Biden order seeks stronger workplace safety rules, signaling a more worker friendly approach

It directs OSHA to update covid safety recommendations for businesses within the next two weeks, review its enforcement efforts, which have been sharply criticized during the pandemic, and study whether an emergency temporary standard, which businesses would have to comply with under the threat of penalties, is necessary. The agency must issued the emergency standard by mid-March, if so.

Such a standard could mandate mask-wearing and other requirements, including social distancing, hand-washing breaks and communication with workers during outbreaks.

The order marks an abrupt shift from the Trump administration’s more business and industry friendly approach, and signals a new emphasis on the plight of workers, including a focus on issues of race and equity, in the Biden administration.

“Ensuring the health and safety of workers is a national priority and a moral imperative,” Biden wrote in the order. “Healthcare workers and other essential workers, many of whom are people of color and immigrants, have put their lives on the line during the coronavirus disease 2019 (COVID-19) pandemic….The Federal Government must take swift action to reduce the risk that workers may contract COVID-19 in the workplace.”

Worker advocates hailed the executive order, saying it was the first step in reorienting OSHA toward more stringent safety protections.

“It will precipitate a 180,” said Debbie Berkowitz, an OSHA official during the Obama years who has been pushing for the agency to more actively monitor workplaces for coronavirus-related safety issues during the pandemic.

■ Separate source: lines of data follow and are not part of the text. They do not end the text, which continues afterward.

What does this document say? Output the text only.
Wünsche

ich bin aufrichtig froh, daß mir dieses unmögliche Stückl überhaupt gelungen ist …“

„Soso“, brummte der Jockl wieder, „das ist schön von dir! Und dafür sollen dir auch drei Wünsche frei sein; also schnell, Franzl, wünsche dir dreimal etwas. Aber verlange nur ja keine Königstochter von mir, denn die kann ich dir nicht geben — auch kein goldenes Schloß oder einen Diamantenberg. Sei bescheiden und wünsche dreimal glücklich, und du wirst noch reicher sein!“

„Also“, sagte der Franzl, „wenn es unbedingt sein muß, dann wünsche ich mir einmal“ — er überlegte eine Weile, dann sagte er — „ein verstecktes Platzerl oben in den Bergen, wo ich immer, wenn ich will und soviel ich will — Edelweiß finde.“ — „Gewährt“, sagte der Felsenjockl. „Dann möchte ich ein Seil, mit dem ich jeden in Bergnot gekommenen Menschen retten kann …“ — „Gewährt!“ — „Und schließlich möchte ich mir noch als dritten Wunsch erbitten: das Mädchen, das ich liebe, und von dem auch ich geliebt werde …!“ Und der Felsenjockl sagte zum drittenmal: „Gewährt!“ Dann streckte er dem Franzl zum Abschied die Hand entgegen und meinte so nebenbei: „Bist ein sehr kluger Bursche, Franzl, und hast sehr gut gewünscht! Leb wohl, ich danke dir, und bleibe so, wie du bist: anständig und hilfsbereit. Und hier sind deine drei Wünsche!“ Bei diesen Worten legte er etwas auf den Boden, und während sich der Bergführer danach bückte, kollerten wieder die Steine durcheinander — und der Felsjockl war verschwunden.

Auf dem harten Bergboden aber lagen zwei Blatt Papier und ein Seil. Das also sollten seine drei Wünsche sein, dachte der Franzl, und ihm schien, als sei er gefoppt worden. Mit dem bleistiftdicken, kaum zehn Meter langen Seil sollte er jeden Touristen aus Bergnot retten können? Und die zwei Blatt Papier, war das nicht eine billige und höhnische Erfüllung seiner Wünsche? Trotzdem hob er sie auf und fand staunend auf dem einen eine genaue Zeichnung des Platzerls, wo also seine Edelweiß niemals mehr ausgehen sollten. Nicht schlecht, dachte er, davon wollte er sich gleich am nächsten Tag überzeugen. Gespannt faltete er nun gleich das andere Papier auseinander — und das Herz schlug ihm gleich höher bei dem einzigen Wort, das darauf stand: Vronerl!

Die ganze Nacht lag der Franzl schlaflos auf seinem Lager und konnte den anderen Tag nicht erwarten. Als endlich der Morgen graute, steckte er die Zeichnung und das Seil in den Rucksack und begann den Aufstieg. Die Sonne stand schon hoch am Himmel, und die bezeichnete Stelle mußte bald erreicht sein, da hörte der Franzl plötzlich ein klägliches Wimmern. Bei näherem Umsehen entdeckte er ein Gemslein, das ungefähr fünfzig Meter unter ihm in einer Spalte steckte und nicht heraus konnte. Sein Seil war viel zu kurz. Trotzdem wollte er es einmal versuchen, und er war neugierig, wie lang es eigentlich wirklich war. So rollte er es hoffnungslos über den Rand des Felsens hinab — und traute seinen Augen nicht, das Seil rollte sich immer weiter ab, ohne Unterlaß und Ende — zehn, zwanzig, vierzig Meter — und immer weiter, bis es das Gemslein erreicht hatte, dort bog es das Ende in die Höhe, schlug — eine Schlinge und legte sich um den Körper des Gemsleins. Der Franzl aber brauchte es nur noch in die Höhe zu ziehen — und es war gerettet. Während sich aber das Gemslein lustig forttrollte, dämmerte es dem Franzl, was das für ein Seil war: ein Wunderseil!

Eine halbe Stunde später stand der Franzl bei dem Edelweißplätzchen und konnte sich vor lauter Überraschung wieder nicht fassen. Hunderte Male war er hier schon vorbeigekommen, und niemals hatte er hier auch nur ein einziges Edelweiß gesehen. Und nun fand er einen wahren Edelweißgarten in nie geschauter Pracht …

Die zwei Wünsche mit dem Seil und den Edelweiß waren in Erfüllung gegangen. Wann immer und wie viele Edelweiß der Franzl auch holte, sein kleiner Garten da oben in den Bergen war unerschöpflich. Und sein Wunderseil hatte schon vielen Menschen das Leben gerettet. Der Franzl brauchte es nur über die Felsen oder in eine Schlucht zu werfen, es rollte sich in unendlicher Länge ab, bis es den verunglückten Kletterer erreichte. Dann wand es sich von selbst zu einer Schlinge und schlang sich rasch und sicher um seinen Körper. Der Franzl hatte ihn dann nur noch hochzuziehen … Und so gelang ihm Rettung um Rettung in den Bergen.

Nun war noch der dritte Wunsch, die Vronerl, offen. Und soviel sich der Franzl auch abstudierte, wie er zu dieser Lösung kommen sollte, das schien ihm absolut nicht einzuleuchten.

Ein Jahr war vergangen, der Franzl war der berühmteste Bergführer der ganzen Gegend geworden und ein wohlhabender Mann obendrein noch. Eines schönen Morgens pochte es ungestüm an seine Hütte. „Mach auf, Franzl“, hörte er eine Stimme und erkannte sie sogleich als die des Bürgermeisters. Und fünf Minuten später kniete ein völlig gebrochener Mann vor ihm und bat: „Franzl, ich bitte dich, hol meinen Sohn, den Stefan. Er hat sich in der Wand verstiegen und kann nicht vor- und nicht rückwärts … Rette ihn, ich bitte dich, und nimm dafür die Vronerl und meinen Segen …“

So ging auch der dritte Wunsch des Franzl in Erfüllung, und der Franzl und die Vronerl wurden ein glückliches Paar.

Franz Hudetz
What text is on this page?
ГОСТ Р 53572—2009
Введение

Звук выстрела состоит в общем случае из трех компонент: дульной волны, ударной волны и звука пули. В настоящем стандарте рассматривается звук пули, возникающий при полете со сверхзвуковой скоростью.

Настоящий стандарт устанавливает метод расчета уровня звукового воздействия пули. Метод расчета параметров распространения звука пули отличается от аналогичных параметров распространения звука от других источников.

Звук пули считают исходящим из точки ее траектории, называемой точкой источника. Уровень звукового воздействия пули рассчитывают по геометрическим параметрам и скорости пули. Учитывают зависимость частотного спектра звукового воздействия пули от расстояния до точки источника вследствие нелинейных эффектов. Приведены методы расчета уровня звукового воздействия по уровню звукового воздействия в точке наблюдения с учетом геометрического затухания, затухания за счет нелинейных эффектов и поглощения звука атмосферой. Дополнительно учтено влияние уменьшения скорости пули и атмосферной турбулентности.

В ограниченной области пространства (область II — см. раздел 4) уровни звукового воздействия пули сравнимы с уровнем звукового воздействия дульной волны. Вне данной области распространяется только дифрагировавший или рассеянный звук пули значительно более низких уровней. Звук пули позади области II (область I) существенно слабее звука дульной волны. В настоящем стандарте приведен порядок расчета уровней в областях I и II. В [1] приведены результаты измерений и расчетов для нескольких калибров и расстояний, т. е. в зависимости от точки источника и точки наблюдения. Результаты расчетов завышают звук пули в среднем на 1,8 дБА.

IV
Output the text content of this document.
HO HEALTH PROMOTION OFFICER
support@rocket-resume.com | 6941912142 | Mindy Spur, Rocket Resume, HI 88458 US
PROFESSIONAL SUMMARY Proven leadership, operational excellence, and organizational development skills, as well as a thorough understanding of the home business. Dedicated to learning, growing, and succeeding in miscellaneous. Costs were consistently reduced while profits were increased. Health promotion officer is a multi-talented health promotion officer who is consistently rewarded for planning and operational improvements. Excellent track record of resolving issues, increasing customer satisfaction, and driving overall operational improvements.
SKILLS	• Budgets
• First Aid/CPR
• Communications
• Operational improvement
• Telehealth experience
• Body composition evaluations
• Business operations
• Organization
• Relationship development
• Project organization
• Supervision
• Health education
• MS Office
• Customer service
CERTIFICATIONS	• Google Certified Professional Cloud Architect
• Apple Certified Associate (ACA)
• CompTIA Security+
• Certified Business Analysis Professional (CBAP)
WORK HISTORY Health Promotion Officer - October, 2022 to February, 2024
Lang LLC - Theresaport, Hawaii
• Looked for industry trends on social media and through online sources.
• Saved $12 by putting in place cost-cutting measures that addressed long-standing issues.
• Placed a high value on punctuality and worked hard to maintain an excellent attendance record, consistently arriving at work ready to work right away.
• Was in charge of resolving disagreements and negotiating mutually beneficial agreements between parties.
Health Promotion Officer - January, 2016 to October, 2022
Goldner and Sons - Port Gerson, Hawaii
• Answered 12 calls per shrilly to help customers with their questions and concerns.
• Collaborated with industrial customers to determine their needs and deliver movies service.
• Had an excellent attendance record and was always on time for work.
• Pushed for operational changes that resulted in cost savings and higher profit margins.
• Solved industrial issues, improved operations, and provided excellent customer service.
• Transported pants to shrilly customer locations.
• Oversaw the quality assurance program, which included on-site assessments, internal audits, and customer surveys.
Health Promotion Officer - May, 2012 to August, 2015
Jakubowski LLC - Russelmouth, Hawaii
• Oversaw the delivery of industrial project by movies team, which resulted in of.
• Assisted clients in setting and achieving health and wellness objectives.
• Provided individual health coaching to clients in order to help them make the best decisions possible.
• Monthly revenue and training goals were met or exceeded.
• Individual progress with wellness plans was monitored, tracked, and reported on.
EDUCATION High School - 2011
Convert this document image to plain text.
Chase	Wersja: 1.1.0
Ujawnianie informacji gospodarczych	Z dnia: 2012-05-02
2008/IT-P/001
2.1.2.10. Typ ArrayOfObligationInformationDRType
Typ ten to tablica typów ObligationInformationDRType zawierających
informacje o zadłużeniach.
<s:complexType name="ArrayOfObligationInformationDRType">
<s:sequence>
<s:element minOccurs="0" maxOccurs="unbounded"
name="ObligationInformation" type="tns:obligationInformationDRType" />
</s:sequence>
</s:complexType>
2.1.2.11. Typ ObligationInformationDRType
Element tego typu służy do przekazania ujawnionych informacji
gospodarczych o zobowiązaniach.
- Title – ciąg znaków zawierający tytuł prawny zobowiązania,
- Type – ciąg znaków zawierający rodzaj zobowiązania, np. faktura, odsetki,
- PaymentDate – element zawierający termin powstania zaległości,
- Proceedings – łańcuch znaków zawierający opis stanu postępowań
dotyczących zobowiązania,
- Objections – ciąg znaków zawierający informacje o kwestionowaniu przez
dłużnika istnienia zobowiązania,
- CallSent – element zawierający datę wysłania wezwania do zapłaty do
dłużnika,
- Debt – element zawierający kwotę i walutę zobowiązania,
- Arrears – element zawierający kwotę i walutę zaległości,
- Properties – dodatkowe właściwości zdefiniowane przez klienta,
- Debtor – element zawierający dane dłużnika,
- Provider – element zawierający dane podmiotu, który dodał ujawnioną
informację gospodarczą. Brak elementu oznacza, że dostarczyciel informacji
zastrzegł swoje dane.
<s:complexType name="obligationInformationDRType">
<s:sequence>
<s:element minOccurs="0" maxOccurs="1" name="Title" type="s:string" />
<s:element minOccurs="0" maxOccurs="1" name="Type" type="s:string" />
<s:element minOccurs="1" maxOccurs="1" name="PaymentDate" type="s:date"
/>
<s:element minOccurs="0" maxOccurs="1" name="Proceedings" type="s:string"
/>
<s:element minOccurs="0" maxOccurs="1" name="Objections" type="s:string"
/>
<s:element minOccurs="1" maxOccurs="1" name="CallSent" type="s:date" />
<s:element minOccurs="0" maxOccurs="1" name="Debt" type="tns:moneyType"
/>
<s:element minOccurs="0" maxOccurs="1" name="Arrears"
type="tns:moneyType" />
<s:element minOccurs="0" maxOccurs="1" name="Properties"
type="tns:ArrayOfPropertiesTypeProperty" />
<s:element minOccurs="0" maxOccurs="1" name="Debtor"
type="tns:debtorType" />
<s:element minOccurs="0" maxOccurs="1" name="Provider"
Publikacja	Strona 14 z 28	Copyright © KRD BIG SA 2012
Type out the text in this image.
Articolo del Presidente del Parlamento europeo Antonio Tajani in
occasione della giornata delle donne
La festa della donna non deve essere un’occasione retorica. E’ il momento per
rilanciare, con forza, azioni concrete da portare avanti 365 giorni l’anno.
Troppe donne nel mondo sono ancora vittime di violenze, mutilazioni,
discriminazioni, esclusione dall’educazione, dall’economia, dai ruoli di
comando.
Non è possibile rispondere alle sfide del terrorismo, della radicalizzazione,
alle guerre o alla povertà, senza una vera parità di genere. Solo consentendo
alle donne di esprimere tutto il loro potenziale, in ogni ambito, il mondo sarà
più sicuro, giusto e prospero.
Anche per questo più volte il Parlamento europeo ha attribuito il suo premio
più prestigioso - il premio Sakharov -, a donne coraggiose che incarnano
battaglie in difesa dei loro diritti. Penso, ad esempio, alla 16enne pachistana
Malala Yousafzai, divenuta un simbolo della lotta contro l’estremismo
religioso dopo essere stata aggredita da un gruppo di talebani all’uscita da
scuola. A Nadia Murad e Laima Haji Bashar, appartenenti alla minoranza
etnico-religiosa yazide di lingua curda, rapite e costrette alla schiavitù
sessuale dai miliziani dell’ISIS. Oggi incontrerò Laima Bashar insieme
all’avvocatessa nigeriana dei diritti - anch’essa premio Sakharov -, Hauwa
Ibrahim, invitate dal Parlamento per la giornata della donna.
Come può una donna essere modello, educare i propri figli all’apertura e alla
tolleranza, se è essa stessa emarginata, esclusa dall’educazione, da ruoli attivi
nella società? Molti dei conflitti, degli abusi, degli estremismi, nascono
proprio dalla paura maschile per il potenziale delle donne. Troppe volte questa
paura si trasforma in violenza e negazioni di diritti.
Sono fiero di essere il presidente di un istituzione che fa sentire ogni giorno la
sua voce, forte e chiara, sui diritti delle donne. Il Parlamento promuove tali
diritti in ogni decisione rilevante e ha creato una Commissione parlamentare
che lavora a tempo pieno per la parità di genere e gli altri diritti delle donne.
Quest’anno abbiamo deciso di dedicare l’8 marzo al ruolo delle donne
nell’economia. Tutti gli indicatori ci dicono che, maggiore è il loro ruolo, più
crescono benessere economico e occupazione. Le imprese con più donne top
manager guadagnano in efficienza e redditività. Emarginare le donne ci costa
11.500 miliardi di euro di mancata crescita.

Under President Donald Trump, OSHA’s relatively lax enforcement of workplace safety guidance during the pandemic was a constant source of frustration for unions and worker advocates, as workplaces proved to be a significant source of outbreaks.

The agency declined to issue an enforceable standard for workplaces, and instead issued guidance weakened by phrases including “if feasible” and “when possible.” OSHA was slow to issue penalties for violations under its existing statutes — and when it did, some of those penalties amounted to little more than a slap on the wrist.

JBS, a multibillion-dollar meatpacking company, was given a $15,600 fine in September after 290 workers tested positive for the virus and six died at a plant in Colorado, for example. Smithfield, another large meat processing company, was given a $13,500 fine after 1,294 workers at a plant in Sioux Falls, S.D., tested positive for the coronavirus and four died.

Biden’s executive order also calls for OSHA to train its enforcement apparatus on outbreaks like those — calling for a “national program to focus OSHA enforcement efforts related to COVID-19 on violations that put the largest number of workers at serious risk or are contrary to anti-retaliation principles.” It also directs the Department of Labor to conduct a multilingual outreach program about the efforts, to better publicize them, seeking to address another longstanding complaint about the Trump administration’s response.

Labor law experts had expected the Biden administration to move forward with an emergency temporary standard for workplaces during the pandemic as part of its work combating the public health crisis, while using the executive branch to give workers more power.

During his campaign, Biden called for worker protections ranging from a $15 minimum wage, more leeway to organize and collectively bargain, and the classification of gig workers as employees.